Patiënten met gevorderd niet-kleincellig longcarcinoom (NSCLC) die na 2 jaar immuuntherapie progressievrij zijn, kunnen mogelijk stoppen met de behandeling. In een retrospectieve cohortstudie werd geen significant verschil in overleving waargenomen tussen de groepen die 2 jaar of langer werden behandeld.
Het is onduidelijk wat de optimale behandelduur is voor patiënten met gevorderd NSCLC die immuuntherapie als eerstelijnsbehandeling krijgen. In deze retrospectieve cohortstudie werd de associatie onderzocht tussen de duur van de immuuntherapie en de totale overleving. Daarbij werd onderscheid gemaakt tussen stopzetten van de behandeling na 2 jaar (700-760 dagen, vaste behandelduur) en continueren van de behandeling na 2 jaar (> 760 dagen, onbepaalde behandelduur).
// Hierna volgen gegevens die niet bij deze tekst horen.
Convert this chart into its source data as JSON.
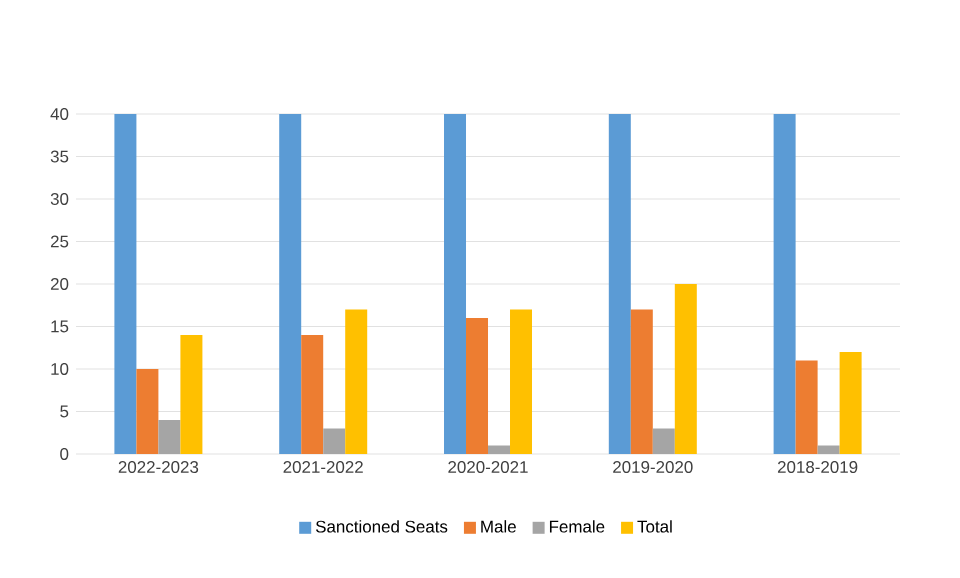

Van de 1.091 patiënten in dit cohort die na 2 jaar nog steeds immuuntherapie kregen en geen progressie hadden, werden er 113 (mediane leeftijd 69 jaar; 54,9% vrouw; 76,1% blank) opgenomen in de groep met vaste behandelduur en 593 (mediane leeftijd 69 jaar; 47,6% vrouw; 69,8% blank) in de groep met onbepaalde behandelduur. Patiënten in de groep met een vaste behandelduur hadden vaker een voorgeschiedenis van roken (99 vs. 93%; p = 0,01) en werden vaker behandeld in een academisch centrum (22 vs. 11%; p = 0,001). De 2-jaars totale overleving vanaf dag 760 (4 jaar totaal vanaf start immuuntherapie) was 79% (95%-BI 66-87) in de groep met vaste behandelduur en 81% (95%-BI 77-85) in de groep met onbepaalde behandelduur. Er was geen statistisch significant verschil in totale overleving tussen de groepen, zowel bij univariate (HR 1,26; p = 0,36) als multivariate (HR 1,33; p = 0,29) Cox-regressie.